Last week, Cedric Yau asked,
“Is the BeagleSword
the Beagle sword
or the Beagle’s word?”
It’s both, sort of.
1. In Indy’s introduction to the rabbit hole, he says, “the terminus page is where I give you the BeagleSword, a word or phrase I suggested when the wizard was writing.”
That Beagle’s word brings color and whimsy and a certain impulsive ridiculousness that makes once-quiet thoughts come alive and ask questions and make us laugh and wonder at them.
Indiana Beagle is the reckless and impulsive brother of Intuition, the female heroine of Free the Beagle and the Destinae trilogy.
2. The BeagleSword is also the Beagle sword, a call-back to how God spoke a world into existence and then made us in his own image, allowing us to speak worlds into existence in the minds of others.
In the first chapter of his gospel, John says, “In the beginning was the Word, and the Word was with God, and the Word was God. He was in the beginning with God. All things were made by Him (the Word,) and without Him, nothing was made that was made.”
A few verses later, John continues, “and the Word was made flesh and dwelt among us.”
Now here is where it gets trippy:
Scattered across the first two chapters of Revelation, the final book of the New Testament – also written by John – we read,
“In His right hand He held seven stars, and out of His mouth came a sharp two-edged sword; and His face was like the sun shining in its strength.”
“And to the angel of the church in Pergamum write: The One who has the sharp two-edged sword says this…”

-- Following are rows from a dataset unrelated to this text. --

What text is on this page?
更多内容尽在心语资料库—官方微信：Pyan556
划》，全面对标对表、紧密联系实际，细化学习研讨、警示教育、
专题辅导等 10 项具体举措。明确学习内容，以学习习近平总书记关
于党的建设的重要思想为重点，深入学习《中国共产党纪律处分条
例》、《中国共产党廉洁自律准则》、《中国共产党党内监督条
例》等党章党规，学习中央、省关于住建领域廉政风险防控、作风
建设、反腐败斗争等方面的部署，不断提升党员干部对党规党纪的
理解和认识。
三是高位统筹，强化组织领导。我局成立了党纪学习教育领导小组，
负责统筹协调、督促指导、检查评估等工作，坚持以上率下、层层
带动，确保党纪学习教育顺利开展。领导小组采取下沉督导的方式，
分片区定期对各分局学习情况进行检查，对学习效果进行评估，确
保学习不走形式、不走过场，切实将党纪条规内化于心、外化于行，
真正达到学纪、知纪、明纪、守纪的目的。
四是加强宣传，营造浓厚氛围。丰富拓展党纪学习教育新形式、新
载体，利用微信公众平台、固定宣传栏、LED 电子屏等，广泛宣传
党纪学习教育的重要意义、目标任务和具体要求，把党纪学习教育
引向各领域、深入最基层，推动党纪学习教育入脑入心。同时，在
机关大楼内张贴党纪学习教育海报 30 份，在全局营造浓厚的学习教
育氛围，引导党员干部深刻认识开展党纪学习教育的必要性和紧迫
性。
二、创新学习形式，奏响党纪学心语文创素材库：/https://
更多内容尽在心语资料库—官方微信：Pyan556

“…and I will make war against them with the sword of My mouth…”
And then in chapter 19, just to make sure that we know he is talking about Jesus, John says,
“And I saw heaven opened, and behold a white horse; and he that sat upon him was called Faithful and True… and he was clothed with a vesture dipped in blood: and his name is called The Word of God.. and out of his mouth goeth a sharp sword…”
I told you it was trippy, right?
The Beagle’s word is the Beagle Sword: Impulsive intuition, inspiration, premonition, gut feelings and hunches; these are the things the beagle-in-your-brain finds within the world of your imagination, then drops them at your feet with an aroo and a tail-wag and a wink.